Menurut Fasli, dari data yang ia terima, kondisi saat ini banyak keluarga di Indonesia yang kurang memiliki waktu komunikasi bersama anaknya. Orang tua sibuk bekerja demi meningkatkan penghasilannya.

“Sekitar 600.000 orang setiap harinya naik “commuter line” ke Jakarta untuk bekerja. Jika satu orangs aja bekerja berarti ada 300 keluarga yang terpisah dalam waktu yang lama. Setiap hari bernagkat subuh, pulang setelah malam, tidak ada waktu untuk keluarga,” ujar Fasli, Menurut Fasli, melalui Deklarasi Keluarga Indonesia tersebut mendorong terciptanya keluarga Indonesia yang berkualitas, dengan menyediakan waktu komunikasi antar orang tua dan anak.

“Jadi kedepan kebahagian keluarga tidak lagi diukur dari peningkatan ekonomi, tetapi kualitas hubungan antara anggota keluarga,” ujarnya.

Istri Gubernur Jawa Barat, Netty Prasetiyani menyebutkan, deklarasi tersebut sebagai harapan mengingat Jabar sebagai provinsi yang memiliki jumlah penduduk terbanyak.

“Dengan deklarasi ini dapat mempercepat memperbaiki kualitas keluarga di Jawa Barat,” ujar Netty.

Menurut Netty, dengan menyediakan waktu 20 menit orang tua mendampingi anaknya akan menjadi waktu yang berkualitas dalam mewujudkan delapan fungsi keluarga. Jika salah satu dari delapan fungsi keluarga tersebut tidak terwujud maka keluarga tersebut berada dalam kerentanan.

“Kita berharap ke depan, deklarasi yang digelar di Kota Bogor ini bisa diadopsi oleh kabupaten kota yang ada di Jawa Barat, sehingga dapat berkontribusi secara nasional dalam mewujudkan keluarga yang bahagia,” ujar Netty.

Sementara itu, Wali Kota Bogor, Bima Arya merespon positif gerakan Keluarga Indonesia yang diinisiasi oleh Institut Pertanian Bogor.

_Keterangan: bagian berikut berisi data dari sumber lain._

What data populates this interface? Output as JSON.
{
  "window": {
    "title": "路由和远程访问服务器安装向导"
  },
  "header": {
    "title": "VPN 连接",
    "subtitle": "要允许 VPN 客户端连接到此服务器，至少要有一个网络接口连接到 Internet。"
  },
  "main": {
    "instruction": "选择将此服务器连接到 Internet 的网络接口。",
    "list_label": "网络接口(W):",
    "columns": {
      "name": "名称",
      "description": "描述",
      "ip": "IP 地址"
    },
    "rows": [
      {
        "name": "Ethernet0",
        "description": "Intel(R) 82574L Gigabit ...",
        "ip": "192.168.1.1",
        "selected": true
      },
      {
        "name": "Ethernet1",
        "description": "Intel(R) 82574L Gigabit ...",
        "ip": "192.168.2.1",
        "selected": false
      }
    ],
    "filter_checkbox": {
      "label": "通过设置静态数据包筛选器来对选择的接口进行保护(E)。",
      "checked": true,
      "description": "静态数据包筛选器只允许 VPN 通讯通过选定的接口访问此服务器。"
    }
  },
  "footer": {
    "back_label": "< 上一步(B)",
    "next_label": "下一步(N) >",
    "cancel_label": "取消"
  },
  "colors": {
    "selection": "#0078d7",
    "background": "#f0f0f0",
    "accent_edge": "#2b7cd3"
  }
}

Bahkan Pemerintah Kota Bogor dan IPB telah merancang sebuah mobil konseling yang melayani curahan hati warga Kota Bogor terkait persoalan keluarga dan juga kesehatan gizi masyarakat.

“Insyaallah mobilnya sudah ada, Juli ini akan kita luncurkan,” ujar Bima.

Penggagas Deklarasi Keluarga Indonesia, Prof Euis Sunarti menjelaskan, DKI adalah kegiatan dimana keluarga mengikrarkan diri menyatakan pentingnya keluarga, menolak berbagai hal yang dapat melemahkan fungsi keluarga serta berkomitmen untuk membangun ketahanan keluarga dan membangun mekanisme dukungan bagi keluarga.

Menurutnya DKI penting dilakukan mengingat perubahan sosial ekonomi, kependudukan dan perkembangan teknologi informasi selain menyediakan kesempatan untuk maju juga berdampak negatif terhadap keluarga.

“Keluarga adalah institusi terkecil tempat seseorang berlindung dan memperoleh perlindungan, menjadi institusi dalam pemenuhan hak dan perlindungan anak. Sangat ironi ketika kekerasan kepada anak justru terjadi di lingkungan terdekat, bisa jadi keluarga gagal melahirkan generasi penerus berkualitas,” ujar Euis.

Euis menambahkan, deklarasi tersebut menjadi pengingat kepada orang tua bahwa keluarga adalah pondasi penting dalam masyarakat.